Bilateral neuro-retinitis post mumps with subsequent vision loss has been reported in at least six cases with improved visual acuities to normal or near normal in most cases.6-8 The pattern in our three patients is however different with there being an overwhelming retinal vasculitis with punctate retinitis and no features of optic nerve involvement clinically. The MRI imaging also showed no ON involvement. Also contrary to the few anecdotal cases in the literature initial visual recovery in our patients was underwhelming from PL vision to PL vision with some projection after intravenous steroid pulsing.6,10 Sayadi et al reported the use of hyperbaric oxygen therapy in managing mumps-associated retinal vasculitis in a child with notable improvements in visual activity.3 This modality of treatment is unfortunately not readily available to the public health sector in South Africa.

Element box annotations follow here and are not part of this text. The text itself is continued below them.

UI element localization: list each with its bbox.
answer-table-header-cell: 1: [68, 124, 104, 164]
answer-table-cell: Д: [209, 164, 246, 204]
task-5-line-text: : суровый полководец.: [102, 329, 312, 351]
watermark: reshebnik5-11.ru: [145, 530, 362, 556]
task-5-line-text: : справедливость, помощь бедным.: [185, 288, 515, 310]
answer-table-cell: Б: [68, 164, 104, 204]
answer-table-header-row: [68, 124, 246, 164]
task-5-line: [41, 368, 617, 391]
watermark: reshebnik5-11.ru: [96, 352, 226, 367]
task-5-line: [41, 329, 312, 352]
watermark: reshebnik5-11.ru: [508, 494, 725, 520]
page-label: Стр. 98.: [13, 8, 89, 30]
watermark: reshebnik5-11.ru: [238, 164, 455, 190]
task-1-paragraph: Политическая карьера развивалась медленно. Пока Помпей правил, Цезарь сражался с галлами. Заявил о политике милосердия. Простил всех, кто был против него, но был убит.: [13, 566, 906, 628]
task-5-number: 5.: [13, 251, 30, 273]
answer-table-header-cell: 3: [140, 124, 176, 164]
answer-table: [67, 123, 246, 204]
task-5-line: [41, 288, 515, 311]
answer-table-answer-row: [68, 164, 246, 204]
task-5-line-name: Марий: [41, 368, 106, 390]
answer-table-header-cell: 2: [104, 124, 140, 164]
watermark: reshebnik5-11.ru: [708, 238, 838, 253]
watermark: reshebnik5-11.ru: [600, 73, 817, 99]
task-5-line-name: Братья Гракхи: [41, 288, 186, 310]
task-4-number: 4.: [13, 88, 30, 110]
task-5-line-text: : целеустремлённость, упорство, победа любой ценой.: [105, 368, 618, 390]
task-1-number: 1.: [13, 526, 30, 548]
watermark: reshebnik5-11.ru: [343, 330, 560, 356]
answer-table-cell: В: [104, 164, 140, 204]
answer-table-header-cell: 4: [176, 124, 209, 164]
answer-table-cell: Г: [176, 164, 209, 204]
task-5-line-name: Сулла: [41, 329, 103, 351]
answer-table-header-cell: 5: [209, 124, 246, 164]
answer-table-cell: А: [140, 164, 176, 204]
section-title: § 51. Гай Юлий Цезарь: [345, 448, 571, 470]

One eye of one child (Case1) with PLP/ NPL vision was injected with intravitreal triamcinolone but showed no gain in vision post injection. Intraocular pressure did however elevate but was well controlled on topical agents. With minimal visual recovery after two months of oral taper of prednisone, the decision was made to escalate to a trial of infliximab infusion therapy to assess response in visual recovery. This was new unchartered territory in terms of treatment being guided mostly by a few anecdotal case studies and no large evidence -based trials. Infliximab, a chimeric mouse/ human monoclonal anti-TNF antibody, was chosen based on its suggested effect for treatment of refractory childhood uveitis including juvenile idiopathic arthritis and its relatively low rate of treatmentending adverse events.11,12 Notable visual gains both subjectively and objectively were evident in all three cases with each successive infliximab infusion.
Conclusion
Primary frosted branch angiitis can present as a fulminating blinding vasculitis.14 South Africa was in the grip of a mumps outbreak as confirmed by NICD in May 2023. All three children were unvaccinated against mumps. Positive mumps serology in the absence of any other systemic or ocular cause seems to suggest that these cases represent an immune-mediated response to the mumps virus in the unvaccinated.
While a novel or as yet unknown infectious agent cannot definitively be ruled out, this seems unlikely in the face of a parallel mumps outbreak.
Careful consideration by all stakeholders may need to be taken into possibly re-introducing the mumps vaccine as part of the immunisation schedule in South Africa.